Among the 11 spots named in this year's Most Endangered Historic Places in America is Manhattan's South Street Seaport, an area that's been undergoing dramatic change over the past few years. Landing on this list can only help the neighborhood preserve what's left of its history, however—the National Trust uses this to raise awareness, and has managed to save some sites via preservation efforts in the past. Of the 250 sites named in 28 years, "only a handful of listed sites have been lost." Regarding the Seaport, they note:
The South Street Seaport features some of the oldest architecture in New York City. While an 11-block area within the Seaport is part of a locally designated historic district, and a larger portion of the Seaport is separately listed on the National Register of Historic Places, it is currently under threat due to a series of development proposals that would disrupt the look, feel and low-scale historic character of the Seaport.
The Seaport’s restored 19th-century commercial buildings transport visitors back in time, evoking the commercial trade of that era. Located along the East River, adjacent to the Financial District, the Seaport is unique for its continuous relationship to the waterfront and its status as the focal point of the early maritime industry in New York City.
Recent changes have included a $425 million overhaul to Pier 17, including the construction of a four-story mall and a hotel being built on top of the old Battery Maritime Building. And there are more developments on the way, if they get approved. The Howard Hughes Corporation, which controls a large part of the area via a lease with the city, intends to build a high-rise tower on a pier at the foot of Beekman Street. Locals have been very vocal about the tower, and worry about the ripple effects the tower would have on other development in the area.
The New Market building, a 1939 structure located within the National Register boundaries but outside the locally designated district, would be demolished to make way for the tower. There are also concerns about the potential demolition due to neglect of all or parts of the nearby locally designated historic Tin Building. Taken together, the tower and other development proposals threaten to dramatically alter a historic neighborhood that has endured for generations.
Stephanie Meeks, president of the National Trust for Historic Preservation, says “the proposed developments will have an overwhelming impact on the historic neighborhood, diminishing the Seaport’s unique relationship to the water and compromising the most intact 19th century neighborhood in Manhattan. If it were constructed on a pier jutting over the water, the tower would alter the character of the waterfront and block views of the Brooklyn Bridge to and from the historic Seaport." To help in efforts aimed at pulling back on development, check out Save the Seaport.

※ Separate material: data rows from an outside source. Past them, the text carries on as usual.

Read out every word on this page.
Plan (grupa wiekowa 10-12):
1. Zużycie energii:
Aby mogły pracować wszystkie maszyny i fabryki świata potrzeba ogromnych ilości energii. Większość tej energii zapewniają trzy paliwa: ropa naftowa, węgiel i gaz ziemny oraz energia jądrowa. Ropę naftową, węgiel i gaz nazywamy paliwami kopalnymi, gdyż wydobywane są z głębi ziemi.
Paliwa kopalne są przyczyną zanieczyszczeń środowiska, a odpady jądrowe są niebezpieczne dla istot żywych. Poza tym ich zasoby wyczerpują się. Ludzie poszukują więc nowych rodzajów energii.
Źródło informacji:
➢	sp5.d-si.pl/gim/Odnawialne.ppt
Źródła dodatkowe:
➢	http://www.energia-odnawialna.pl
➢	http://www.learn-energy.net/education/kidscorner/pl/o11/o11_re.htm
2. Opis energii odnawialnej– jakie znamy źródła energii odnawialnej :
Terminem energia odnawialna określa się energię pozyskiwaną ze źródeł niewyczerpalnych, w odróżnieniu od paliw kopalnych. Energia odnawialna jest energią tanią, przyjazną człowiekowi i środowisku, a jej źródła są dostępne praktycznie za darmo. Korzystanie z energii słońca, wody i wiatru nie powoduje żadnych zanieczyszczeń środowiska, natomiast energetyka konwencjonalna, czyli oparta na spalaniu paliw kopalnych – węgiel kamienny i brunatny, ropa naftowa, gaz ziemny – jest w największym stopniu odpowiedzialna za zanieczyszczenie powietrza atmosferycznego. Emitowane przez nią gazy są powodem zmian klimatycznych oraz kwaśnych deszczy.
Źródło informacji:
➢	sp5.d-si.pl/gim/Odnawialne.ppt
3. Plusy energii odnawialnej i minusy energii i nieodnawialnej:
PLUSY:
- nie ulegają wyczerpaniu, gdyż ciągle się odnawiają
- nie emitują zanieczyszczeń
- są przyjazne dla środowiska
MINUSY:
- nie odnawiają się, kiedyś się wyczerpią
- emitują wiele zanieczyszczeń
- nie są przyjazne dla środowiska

In a letter to Mayor de Blasio earlier this month, Howard Hughes Corporation’s CEO David Weinreb said his company is reevaluating the proposed tower height and is “working on a significantly revised plan to address the height issue...following thoughtful planning and discussions with local officials and members of the community.” The letter also blasted "the gross mischaracterization of the Seaport’s redevelopment process" by the New York Landmarks Conservancy and other opponents.
HHC's previous designs for the tower were over 600 feet high. The developer then lowered the proposed height to 494 feet last year, but local critics were still unsatisfied. Today's designation by the National Trust for Historic Preservation "underscores the local concerns that the seaport is being overshadowed by a shopping mall and a potential luxury tower,” said Peg Breen, president of New York Landmarks Conservancy.
UPDATE: Chris Curry, Senior EVP Development with HHC, responded with this statement: "In response to community concerns, we are exploring a significant reduction to the height of the proposed building on the New Market site. As we've stated from the beginning of this process, our long-term vision for the Seaport celebrates the area's rich history by creating a vibrant Seaport District while also preserving its historic fabric and architecture, puts the South Street Seaport museum on sound financial footing and reestablishes New York's cherished connection to the working waterfront."
The other Endangered Historic Places are: the A.G. Gaston Motel in Birmingham, Alabama; the Carrollton Courthouse in New Orleans; the Chautauqua Amphitheater in Chautauqua, NY; the East Point Historic Civic Block in East Point, Georgia; the Fort Worth Stockyards in Texas; The Grand Canyon (!) in Arizona; Little Havana in Miami; Oak Flat in Superior, Arizona; the Old U.S. Mint in San Francisco; and The Factory in West Hollywood.